How UK Hosts Stop Double-Bookings Across Turo and Direct Hire
- Double-bookings happen at the seam between platforms — the fix is one source of truth for availability.
- Two-way iCal sync pushes direct hires to Turo and pulls Turo trips back automatically.
- Enforce 2–4 hour turnaround buffers per car — longer if you deliver across town.
Why careful people double-book
Nobody double-books from laziness. It happens because availability lives in two places: Turo’s calendar and yours. A direct booking lands while a Turo request sits unanswered, both say yes, and Saturday morning two families stand outside a flat in Croydon next to one Qashqai. The refund is the cheap part — the one-star review compounds forever.

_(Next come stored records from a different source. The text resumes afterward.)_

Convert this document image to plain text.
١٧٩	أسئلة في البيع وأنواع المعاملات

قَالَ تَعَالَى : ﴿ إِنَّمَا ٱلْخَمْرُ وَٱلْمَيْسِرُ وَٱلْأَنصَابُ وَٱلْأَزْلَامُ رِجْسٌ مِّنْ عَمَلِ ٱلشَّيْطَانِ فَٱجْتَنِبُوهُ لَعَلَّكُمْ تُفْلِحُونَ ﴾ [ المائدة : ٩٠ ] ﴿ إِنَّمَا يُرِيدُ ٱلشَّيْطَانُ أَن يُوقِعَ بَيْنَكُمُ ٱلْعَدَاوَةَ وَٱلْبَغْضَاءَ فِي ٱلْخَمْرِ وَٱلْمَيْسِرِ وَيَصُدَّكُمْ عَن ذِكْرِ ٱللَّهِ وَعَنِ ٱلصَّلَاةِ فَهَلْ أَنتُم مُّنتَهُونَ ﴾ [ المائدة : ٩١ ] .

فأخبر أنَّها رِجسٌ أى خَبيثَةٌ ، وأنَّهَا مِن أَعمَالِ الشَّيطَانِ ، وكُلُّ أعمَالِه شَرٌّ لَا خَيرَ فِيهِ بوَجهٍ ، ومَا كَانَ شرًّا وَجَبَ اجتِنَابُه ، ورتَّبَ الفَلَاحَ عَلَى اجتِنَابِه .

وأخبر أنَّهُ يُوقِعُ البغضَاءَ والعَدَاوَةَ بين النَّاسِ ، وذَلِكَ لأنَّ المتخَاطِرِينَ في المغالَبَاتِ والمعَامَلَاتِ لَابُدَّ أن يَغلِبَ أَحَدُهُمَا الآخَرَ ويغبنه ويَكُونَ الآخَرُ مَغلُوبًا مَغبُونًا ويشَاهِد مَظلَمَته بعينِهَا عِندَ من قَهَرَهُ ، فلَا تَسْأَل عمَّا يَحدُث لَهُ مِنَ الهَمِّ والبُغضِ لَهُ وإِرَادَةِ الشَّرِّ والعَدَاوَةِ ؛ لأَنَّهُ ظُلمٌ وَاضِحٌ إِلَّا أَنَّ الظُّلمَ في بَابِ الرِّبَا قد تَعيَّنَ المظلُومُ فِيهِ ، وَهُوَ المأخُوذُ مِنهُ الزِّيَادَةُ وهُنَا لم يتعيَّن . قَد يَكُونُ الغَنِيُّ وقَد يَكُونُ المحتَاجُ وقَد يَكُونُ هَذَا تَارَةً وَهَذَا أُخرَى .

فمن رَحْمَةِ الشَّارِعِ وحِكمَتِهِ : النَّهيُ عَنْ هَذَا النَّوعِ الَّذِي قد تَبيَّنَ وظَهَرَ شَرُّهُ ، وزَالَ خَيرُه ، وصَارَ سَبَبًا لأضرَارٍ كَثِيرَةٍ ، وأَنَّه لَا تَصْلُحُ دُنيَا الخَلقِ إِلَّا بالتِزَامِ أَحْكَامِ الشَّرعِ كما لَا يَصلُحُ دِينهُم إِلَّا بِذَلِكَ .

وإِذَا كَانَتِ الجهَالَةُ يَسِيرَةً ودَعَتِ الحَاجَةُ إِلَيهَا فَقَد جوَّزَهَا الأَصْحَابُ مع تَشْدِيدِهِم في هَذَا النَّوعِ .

One source of truth, synced both ways
- Export: your booking system publishes a private calendar feed; Turo subscribes and blocks those dates on your listing.
- Import: Turo publishes its trips as a feed; your system ingests it and blocks those cars for direct hire.
Once both directions run, a booking on either side blocks the other automatically. CarCEO does this per vehicle — Turo trips sit on the same availability board as direct hires and website bookings, and the calendar refuses conflicting dates outright.
Sync lag: the honest caveat
iCal is polling, not instant — feeds refresh on a schedule, commonly every 1–4 hours. Close the same-day window operationally: require minimum lead time on same-day direct bookings, or confirm them manually. That plus sync ends 95 percent of collisions.
Buffers: the other half of the fix
An overlap isn’t just the same dates — it’s a 10 AM collection after a 9 AM return with no time to valet. Set per-car turnaround buffers (2–4 hours minimum; more if you deliver across London traffic) that your calendar enforces rather than suggests. Add valeting time honestly and back-to-back weekends stop being a fire drill.